Comments: "British team takes first step to cloning human embryos"

Irving News Comments
Copyright October 20, 2004
Reproduced with Permission

Note:

1. Any kind of "nuclear transplantation" using any kind of human cell is human cloning -- regardless of the "purposes".

2. Using "eggs" (oocytes) -- germ line cells -- as the source of the nucleus is performing germ line cloning for eugenic purposes.

3. In any "nuclear transplantation", the "stem cells" ultimately derived from the human embryos cloned would cause rejection reactions in the patients because of the presence of foreign mitochondrial DNA from the enucleated egg.

4. To use somatic or germ line cells from patients with genetic diseases for nuclear transplantation is to purposefully clone genetically disabled human beings, who will be allowed to develop to the blastocyst stage and then killed to "study" the genetics involved.

5. Using oocytes of "awful quality" hardly engenders confidence in the use of any stem cells derived from the cloned human beings.

6. Great Britain still hangs on desperately to their "pre-embryo" myth in its legislation on both cloning and stem cell research. But there is no such thing as a "pre-embryo", and one wonders how much longer they can get away with this scientific fraud. Further, if they are "informing" the women at IVF infertility clinics who are donating their "eggs" that (a) "nuclear transplantation" is not cloning but just "stem cell research", or that (b) the immediate and subsequent products of "nuclear transplantation" are just "pre-embryos" (or if they define an "embryo" as "just a ball of cells" rather than as a living human organism), then these women at IVF infertility clinics are precluded from giving legally or ethically valid informed consent.

7. Hopefully Great Britain has clearly and unambiguously assured any patients receiving any such "stem cells" that they will have competent and free follow-up medical care should they experience any physical or psychological harm (or death) because of the injection of such "stem cells" for their "therapies".


http://news.telegraph.co.uk/news/main.jhtml?xml=/news/2004/10/20/nclon20.xml
By Roger Highfield, Science Editor
(Filed: 20/10/2004)

British team takes first step to cloning human embryos

British scientists have begun an attempt to create Europe's first cloned human embryos.

As the United Nations discusses a ban on all such research today - one that the UK would never sign and ratify even if it was agreed - a team in Newcastle upon Tyne has conducted experiments that mark the start of its human cloning effort.

The work, which is bitterly opposed by pro-life groups, will place the UK at the forefront of research to create a new generation of medical treatments using cloning to grow a potentially unlimited supply of a patient's own "stem cells" to treat a vast range of diseases, from Alzheimer's to Parkinson's.

The Newcastle team - Prof Alison Murdoch and Dr Miodrag Stojkovic - is based at the Centre for Life.

In August, they were given permission by the Human Fertilisation and Embryology Authority to study how to clone microscopic human embryos and use them as a source of stem cells, which can turn into any of the 200 types in the body.

Yesterday Dr Stojkovic said that he had begun to use spare eggs, left over from IVF treatments.

"I have done the first manipulation with human eggs," he said.

However, the eggs were not in a suitable state - with all the DNA in an easy-to-remove lump - for nuclear transfer, the cloning process. Prof Murdoch admitted that, although her team at the Newcastle NHS Fertility Centre has access to as many as 2,000 human eggs each year, they had a "huge mountain to climb" to use these eggs, which are a day or two old. "The quality is pretty awful."

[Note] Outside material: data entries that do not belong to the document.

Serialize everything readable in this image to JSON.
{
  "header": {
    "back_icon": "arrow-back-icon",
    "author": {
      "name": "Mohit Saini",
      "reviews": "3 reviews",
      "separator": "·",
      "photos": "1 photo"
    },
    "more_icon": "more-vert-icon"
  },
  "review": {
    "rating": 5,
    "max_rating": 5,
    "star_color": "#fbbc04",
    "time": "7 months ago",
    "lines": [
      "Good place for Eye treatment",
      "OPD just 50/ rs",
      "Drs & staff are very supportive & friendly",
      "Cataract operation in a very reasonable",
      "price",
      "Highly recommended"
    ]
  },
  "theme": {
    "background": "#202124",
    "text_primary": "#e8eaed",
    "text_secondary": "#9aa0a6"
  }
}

But Dr Stojkovic said he was still confident that the first nuclear transfer - the actual process of cloning - will take place this year.

Prof Murdoch said she had also been reassured by the Government that the work could continue, no matter what the UN decides this week.

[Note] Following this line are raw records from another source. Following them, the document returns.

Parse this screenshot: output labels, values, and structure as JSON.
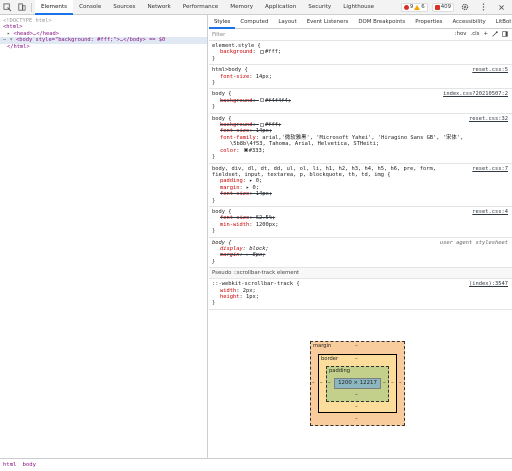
{
  "toolbar": {
    "tabs": [
      "Elements",
      "Console",
      "Sources",
      "Network",
      "Performance",
      "Memory",
      "Application",
      "Security",
      "Lighthouse"
    ],
    "active_tab": "Elements",
    "errors_count": "9",
    "warnings_count": "6",
    "issues_count": "409"
  },
  "dom": {
    "doctype": "<!DOCTYPE html>",
    "html_open": "<html>",
    "head": "<head>…</head>",
    "body_line": "<body style=\"background: #fff;\">…</body> == $0",
    "html_close": "</html>"
  },
  "breadcrumb": {
    "item1": "html",
    "item2": "body"
  },
  "styles_tabs": [
    "Styles",
    "Computed",
    "Layout",
    "Event Listeners",
    "DOM Breakpoints",
    "Properties",
    "Accessibility",
    "LitBot"
  ],
  "active_styles_tab": "Styles",
  "filter": {
    "placeholder": "Filter",
    "hov": ":hov",
    "cls": ".cls",
    "plus": "+"
  },
  "rules": [
    {
      "selector": "element.style {",
      "source": "",
      "decls": [
        {
          "name": "background",
          "value": "#fff;",
          "swatch": "#ffffff",
          "strike": false
        }
      ]
    },
    {
      "selector": "html>body {",
      "source": "reset.css:5",
      "decls": [
        {
          "name": "font-size",
          "value": "14px;",
          "strike": false
        }
      ]
    },
    {
      "selector": "body {",
      "source": "index.css?20210507:2",
      "decls": [
        {
          "name": "background",
          "value": "#f4f4f4;",
          "swatch": "#f4f4f4",
          "strike": true
        }
      ]
    },
    {
      "selector": "body {",
      "source": "reset.css:32",
      "decls": [
        {
          "name": "background",
          "value": "#fff;",
          "swatch": "#ffffff",
          "strike": true
        },
        {
          "name": "font-size",
          "value": "14px;",
          "strike": true
        },
        {
          "name": "font-family",
          "value": "arial,'微软雅黑', 'Microsoft Yahei', 'Hiragino Sans GB', '宋体',",
          "strike": false
        },
        {
          "name": "",
          "value": "\\5b8b\\4f53, Tahoma, Arial, Helvetica, STHeiti;",
          "strike": false
        },
        {
          "name": "color",
          "value": "#333;",
          "swatch": "#333333",
          "strike": false
        }
      ]
    },
    {
      "selector": "body, div, dl, dt, dd, ul, ol, li, h1, h2, h3, h4, h5, h6, pre, form,",
      "selector2": "fieldset, input, textarea, p, blockquote, th, td, img {",
      "source": "reset.css:7",
      "decls": [
        {
          "name": "padding",
          "value": "▸ 0;",
          "strike": false
        },
        {
          "name": "margin",
          "value": "▸ 0;",
          "strike": false
        },
        {
          "name": "font-size",
          "value": "14px;",
          "strike": true
        }
      ]
    },
    {
      "selector": "body {",
      "source": "reset.css:4",
      "decls": [
        {
          "name": "font-size",
          "value": "62.5%;",
          "strike": true
        },
        {
          "name": "min-width",
          "value": "1200px;",
          "strike": false
        }
      ]
    },
    {
      "selector": "body {",
      "source": "user agent stylesheet",
      "ua": true,
      "decls": [
        {
          "name": "display",
          "value": "block;",
          "strike": false,
          "italic": true
        },
        {
          "name": "margin",
          "value": "▸ 8px;",
          "strike": true,
          "italic": true
        }
      ]
    }
  ],
  "pseudo_section": "Pseudo ::scrollbar-track element",
  "pseudo_rule": {
    "selector": "::-webkit-scrollbar-track {",
    "source": "(index):3547",
    "decls": [
      {
        "name": "width",
        "value": "2px;"
      },
      {
        "name": "height",
        "value": "1px;"
      }
    ]
  },
  "box_model": {
    "margin_label": "margin",
    "border_label": "border",
    "padding_label": "padding",
    "content": "1200 × 12217",
    "dash": "–"
  }
}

The overall aim of the original cloning application submitted in February - to develop a treatment for diabetes - was questioned by an HFEA committee and the team was given permission only to clone normal cells.

Now the authority is considering allowing the Newcastle team to clone cells taken from a person with Type 1 diabetes to increase understanding of the disease and to replace the use of animals in testing drugs. A decision is expected in a few weeks.

When the cloning licence was granted to Newcastle in August, Josephine Quintavalle of the pro-life group Comment on Reproductive Ethics (Core), questioned whether it was proper for the head of a fertility unit that would provide eggs for cloning - Prof Murdoch - also to submit the application to use them in cloning.

In response to this concern over what she called a theoretical conflict of interest, Prof Murdoch said she now no longer held the HFEA licence for the unit, which had passed to Dr Jane Stewart, though she remained head of the department.

The Newcastle Human Embryonic Stem Cell Group has launched a funding appeal to raise around £10 million to accelerate its research.